Policies that mistreat migrants are not solutions
The criminalization of migration, the outsourcing of borders, and the physical and psychological degradation and abuse of migrants in detention as a means of deterring migration are all failed and dehumanizing policies. Cristosal believes that the application of this short-sighted vision and its replication in Central America will have a counterproductive and destabilizing effect that will only aggravate the underlying causes of forced migration.
The accords initially struck between the presidents of Guatemala and the United States, far from strengthening access to asylum and protection mechanisms, will provoke more instability and unnecessary human suffering in our hemisphere. Although the constitutional authority in Guatemala recently vetoed Guatemalan president Jimmy Morales’ attempts to sign an agreement of this nature, it is very probable that the pressure on Guatemala will be redoubled when new government authorities take office in the near future.
The humanitarian situation originating in Guatemala, Honduras and El Salvador requires a firm commitment from all regional governments that acknowledges the shared responsibility we have towards protecting our migrants, asylum seekers and internally displaced persons in order to reestablish stability and the rule of law in the Mesoamerican migration corridor.
Similarly, El Salvador, Guatemala and Honduras possess primary responsibility for protecting the citizens affected by violence and by human rights violations within their own borders.
What predominates in public policies on security and migration, from Washington to Managua, is a dangerous populism that punishes the most vulnerable.

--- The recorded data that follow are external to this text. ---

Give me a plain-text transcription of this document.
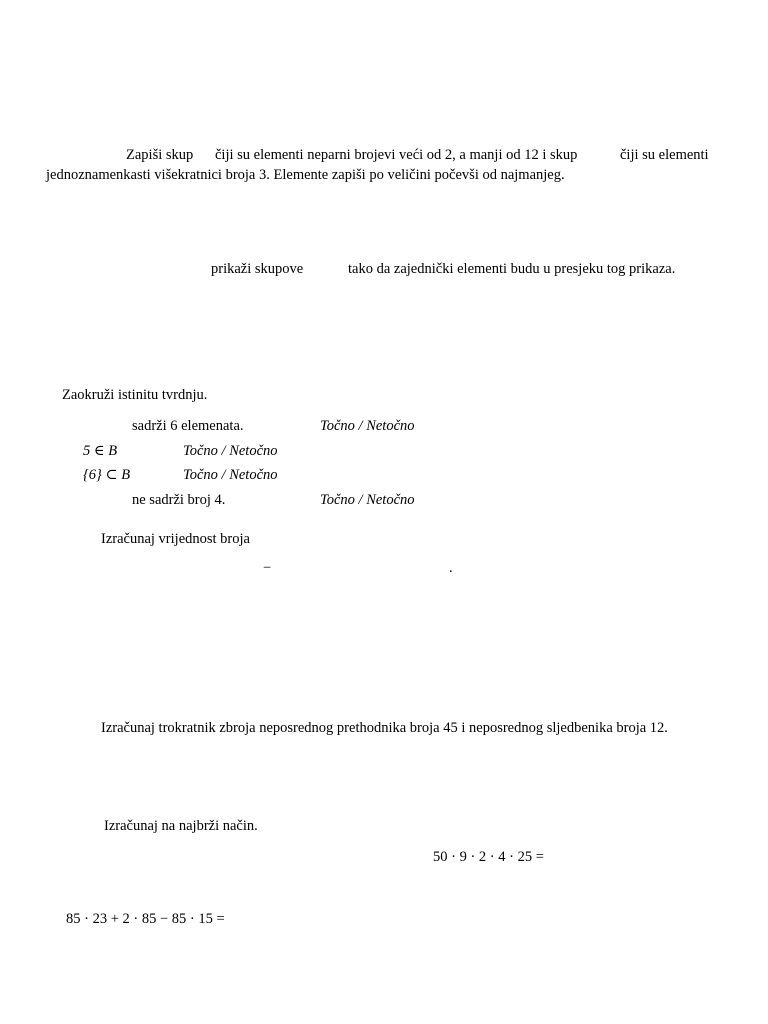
Zapiši skup čiji su elementi neparni brojevi veći od 2, a manji od 12 i skup	čiji su elementi
jednoznamenkasti višekratnici broja 3. Elemente zapiši po veličini počevši od najmanjeg.
prikaži skupove	tako da zajednički elementi budu u presjeku tog prikaza.
Zaokruži istinitu tvrdnju.
sadrži 6 elemenata.	Točno / Netočno
5 ∈ B	Točno / Netočno
{6} ⊂ B	Točno / Netočno
ne sadrži broj 4.	Točno / Netočno
Izračunaj vrijednost broja
−	.
Izračunaj trokratnik zbroja neposrednog prethodnika broja 45 i neposrednog sljedbenika broja 12.
Izračunaj na najbrži način.
50 · 9 · 2 · 4 · 25 =
85 · 23 + 2 · 85 − 85 · 15 =
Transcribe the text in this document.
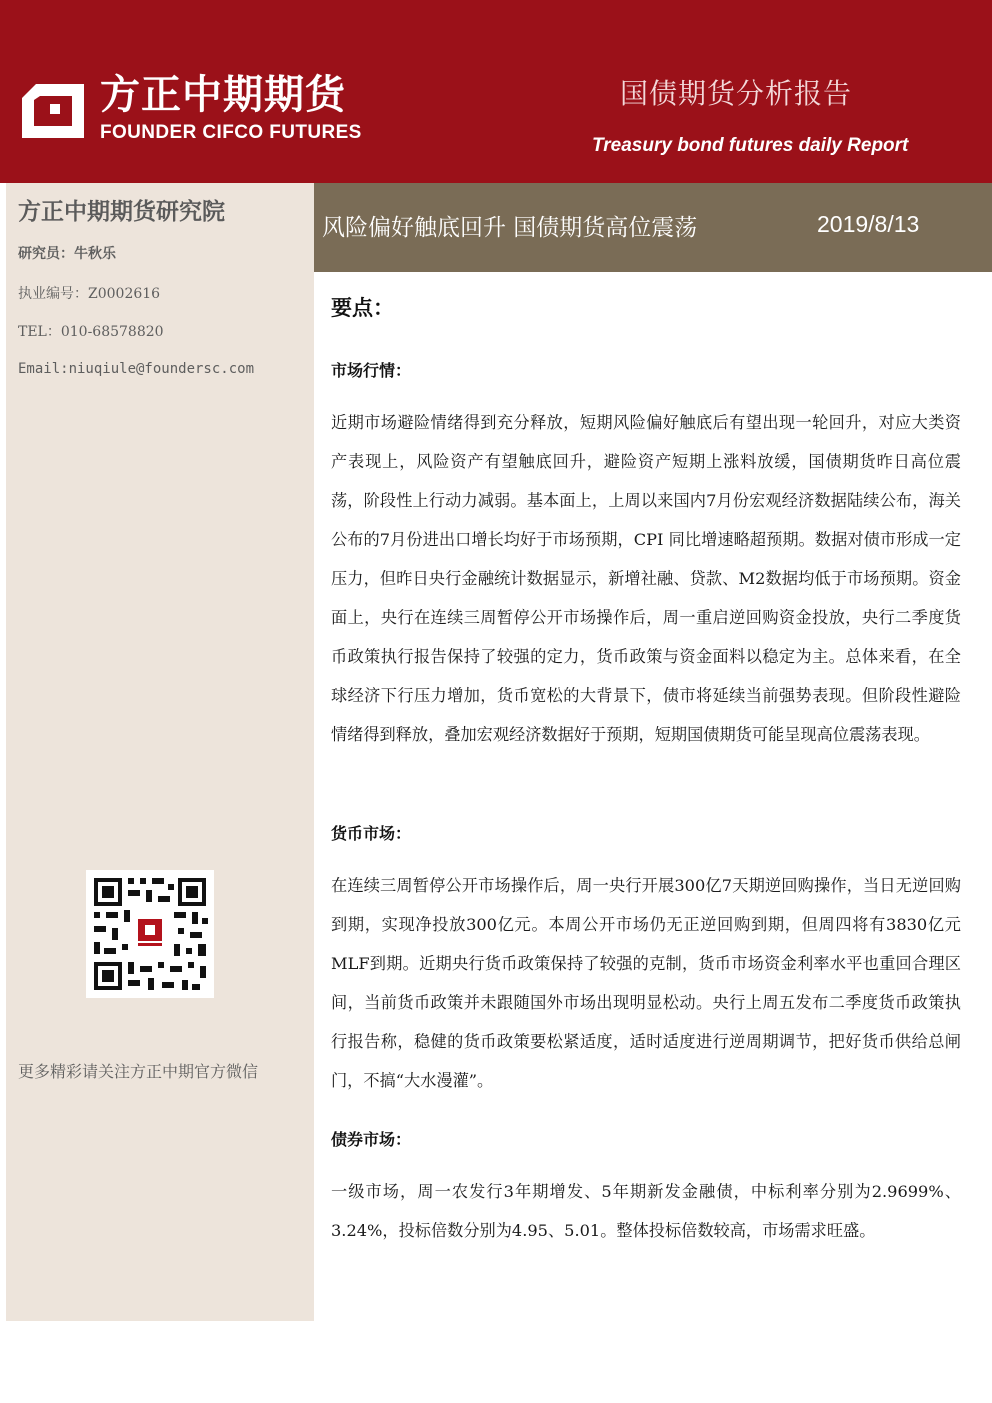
方正中期期货
FOUNDER CIFCO FUTURES
国债期货分析报告
Treasury bond futures daily Report
方正中期期货研究院
研究员：牛秋乐
执业编号：Z0002616
TEL：010-68578820
Email:niuqiule@foundersc.com
更多精彩请关注方正中期官方微信
风险偏好触底回升 国债期货高位震荡	2019/8/13
要点：
市场行情：
近期市场避险情绪得到充分释放，短期风险偏好触底后有望出现一轮回升，对应大类资产表现上，风险资产有望触底回升，避险资产短期上涨料放缓，国债期货昨日高位震荡，阶段性上行动力减弱。基本面上，上周以来国内7月份宏观经济数据陆续公布，海关公布的7月份进出口增长均好于市场预期，CPI 同比增速略超预期。数据对债市形成一定压力，但昨日央行金融统计数据显示，新增社融、贷款、M2数据均低于市场预期。资金面上，央行在连续三周暂停公开市场操作后，周一重启逆回购资金投放，央行二季度货币政策执行报告保持了较强的定力，货币政策与资金面料以稳定为主。总体来看，在全球经济下行压力增加，货币宽松的大背景下，债市将延续当前强势表现。但阶段性避险情绪得到释放，叠加宏观经济数据好于预期，短期国债期货可能呈现高位震荡表现。
货币市场：
在连续三周暂停公开市场操作后，周一央行开展300亿7天期逆回购操作，当日无逆回购到期，实现净投放300亿元。本周公开市场仍无正逆回购到期，但周四将有3830亿元MLF到期。近期央行货币政策保持了较强的克制，货币市场资金利率水平也重回合理区间，当前货币政策并未跟随国外市场出现明显松动。央行上周五发布二季度货币政策执行报告称，稳健的货币政策要松紧适度，适时适度进行逆周期调节，把好货币供给总闸门，不搞“大水漫灌”。
债券市场：
一级市场，周一农发行3年期增发、5年期新发金融债，中标利率分别为2.9699%、3.24%，投标倍数分别为4.95、5.01。整体投标倍数较高，市场需求旺盛。
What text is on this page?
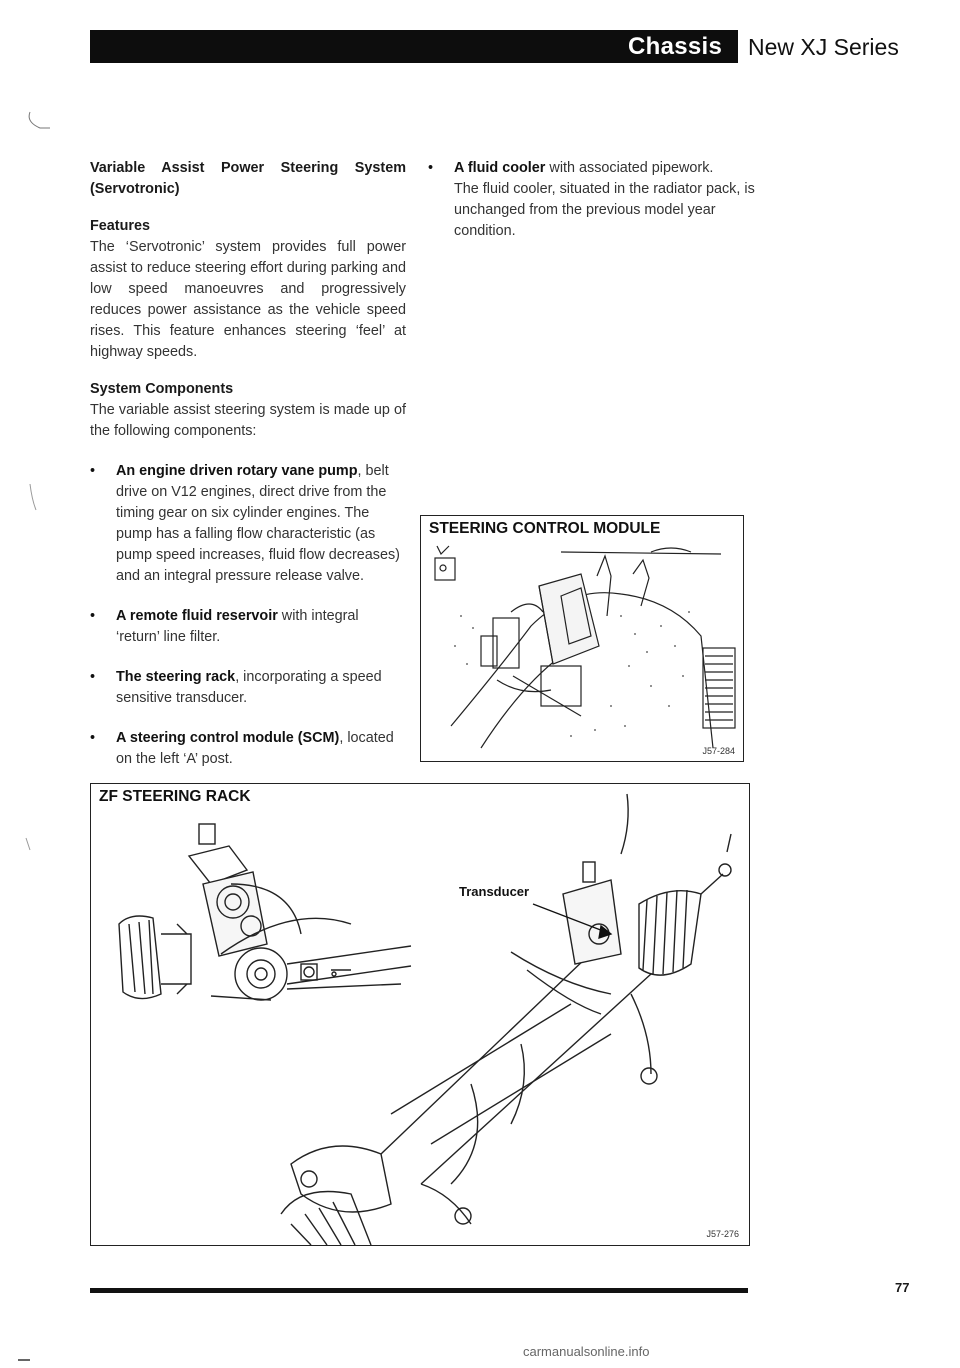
Chassis	New XJ Series
Variable Assist Power Steering System (Servotronic)
Features
The ‘Servotronic’ system provides full power assist to reduce steering effort during parking and low speed manoeuvres and progressively reduces power assistance as the vehicle speed rises. This feature enhances steering ‘feel’ at highway speeds.
System Components
The variable assist steering system is made up of the following components:
• An engine driven rotary vane pump, belt drive on V12 engines, direct drive from the timing gear on six cylinder engines. The pump has a falling flow characteristic (as pump speed increases, fluid flow decreases) and an integral pressure release valve.
• A remote fluid reservoir with integral ‘return’ line filter.
• The steering rack, incorporating a speed sensitive transducer.
• A steering control module (SCM), located on the left ‘A’ post.
• A fluid cooler with associated pipework.
The fluid cooler, situated in the radiator pack, is unchanged from the previous model year condition.
STEERING CONTROL MODULE
J57-284
ZF STEERING RACK
Transducer
J57-276
77
carmanualsonline.info
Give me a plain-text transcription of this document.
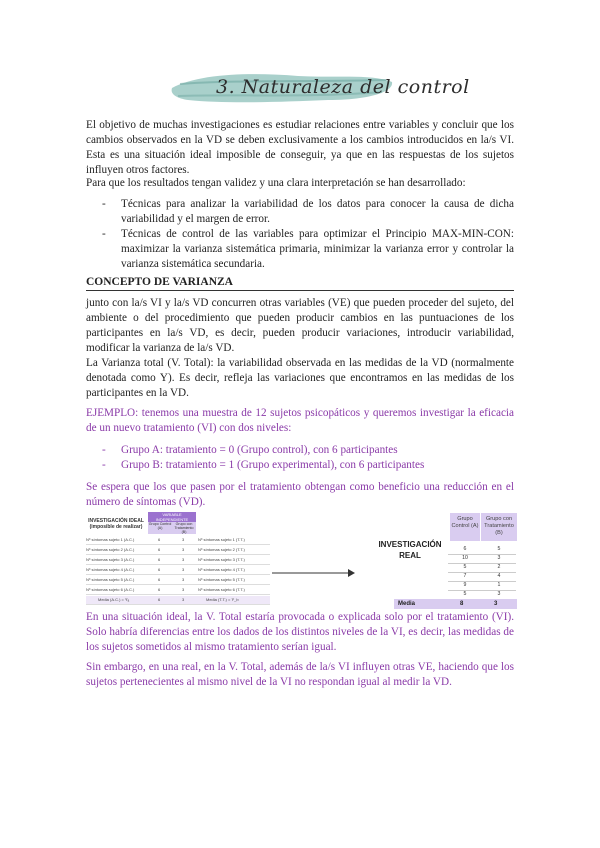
3. Naturaleza del control
El objetivo de muchas investigaciones es estudiar relaciones entre variables y concluir que los cambios observados en la VD se deben exclusivamente a los cambios introducidos en la/s VI. Esta es una situación ideal imposible de conseguir, ya que en las respuestas de los sujetos influyen otros factores.
Para que los resultados tengan validez y una clara interpretación se han desarrollado:
- Técnicas para analizar la variabilidad de los datos para conocer la causa de dicha variabilidad y el margen de error.
- Técnicas de control de las variables para optimizar el Principio MAX-MIN-CON: maximizar la varianza sistemática primaria, minimizar la varianza error y controlar la varianza sistemática secundaria.
CONCEPTO DE VARIANZA
junto con la/s VI y la/s VD concurren otras variables (VE) que pueden proceder del sujeto, del ambiente o del procedimiento que pueden producir cambios en las puntuaciones de los participantes en la/s VD, es decir, pueden producir variaciones, introducir variabilidad, modificar la varianza de la/s VD.
La Varianza total (V. Total): la variabilidad observada en las medidas de la VD (normalmente denotada como Y). Es decir, refleja las variaciones que encontramos en las medidas de los participantes en la VD.
EJEMPLO: tenemos una muestra de 12 sujetos psicopáticos y queremos investigar la eficacia de un nuevo tratamiento (VI) con dos niveles:
- Grupo A: tratamiento = 0 (Grupo control), con 6 participantes
- Grupo B: tratamiento = 1 (Grupo experimental), con 6 participantes
Se espera que los que pasen por el tratamiento obtengan como beneficio una reducción en el número de síntomas (VD).
INVESTIGACIÓN IDEAL (imposible de realizar)
VARIABLE INDEPENDIENTE
Grupo Control (A)
Grupo con Tratamiento (B)
Nº síntomas sujeto 1 (A.C.)	6	3	Nº síntomas sujeto 1 (T.T.)
Nº síntomas sujeto 2 (A.C.)	6	3	Nº síntomas sujeto 2 (T.T.)
Nº síntomas sujeto 3 (A.C.)	6	3	Nº síntomas sujeto 3 (T.T.)
Nº síntomas sujeto 4 (A.C.)	6	3	Nº síntomas sujeto 4 (T.T.)
Nº síntomas sujeto 5 (A.C.)	6	3	Nº síntomas sujeto 5 (T.T.)
Nº síntomas sujeto 6 (A.C.)	6	3	Nº síntomas sujeto 6 (T.T.)
Media (A.C.) = Ȳₐ	6	3	Media (T.T.) = Ȳ_b
INVESTIGACIÓN REAL
Grupo Control (A)
Grupo con Tratamiento (B)
6	5
10	3
5	2
7	4
9	1
5	3
Media	8	3
En una situación ideal, la V. Total estaría provocada o explicada solo por el tratamiento (VI). Solo habría diferencias entre los dados de los distintos niveles de la VI, es decir, las medidas de los sujetos sometidos al mismo tratamiento serían igual.
Sin embargo, en una real, en la V. Total, además de la/s VI influyen otras VE, haciendo que los sujetos pertenecientes al mismo nivel de la VI no respondan igual al medir la VD.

Such policies do not produce tenable solutions towards establishing citizen security nor towards reducing forced migration.
It is urgent that policies are adopted that transform the problems inherent to the migration systems in the United States and Mexico. Furthermore, it is necessary that government representatives exhibit the political will and long-term cooperation required in order to resolve the structural problems of inequality, violence and impunity in Central America that have continued to drive citizens to search in foreign lands for the rights and guarantees that have not been respected in their places of origin.